Le projet est ambitieux et hasardeux puisqu’il s'agit de conquérir, avec un millier d’hommes, un royaume disposant d’une armée régulière et d'une marine puissante. L’expédition est un franc succès et se conclut par un plébiscite qui fait entrer Naples et la Sicile dans le royaume de Sardaigne, ultime conquête territoriale avant la création du royaume d’Italie, le 17 mars 1861.

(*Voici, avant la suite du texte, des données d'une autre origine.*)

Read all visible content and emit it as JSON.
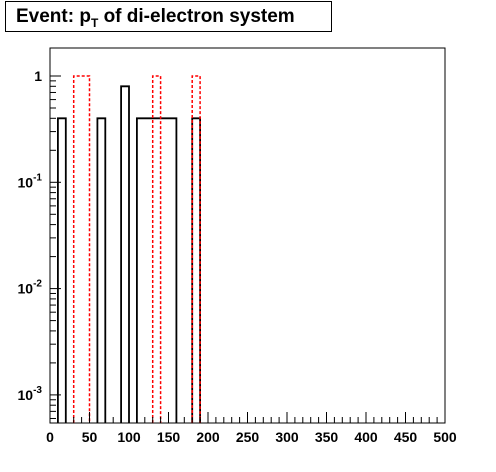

L’expédition est l'une des seules actions souhaitées conjointement par les « quatre pères de la nation » italienne : Giuseppe Mazzini, Giuseppe Garibaldi, Victor-Emmanuel II et Camillo Cavour, qui poursuivent des objectifs divergents. Il est difficile d'en déterminer le véritable instigateur : Mazzini souhaite libérer le Mezzogiorno et Rome alors que Garibaldi souhaite conquérir, au nom de Victor-Emmanuel II, le royaume des Deux-Siciles et poursuivre vers Rome afin de terminer l’unité de l’Italie, ce que Cavour veut empêcher à tout prix afin d’éviter un conflit avec son allié français, Napoléon III, qui protège Rome.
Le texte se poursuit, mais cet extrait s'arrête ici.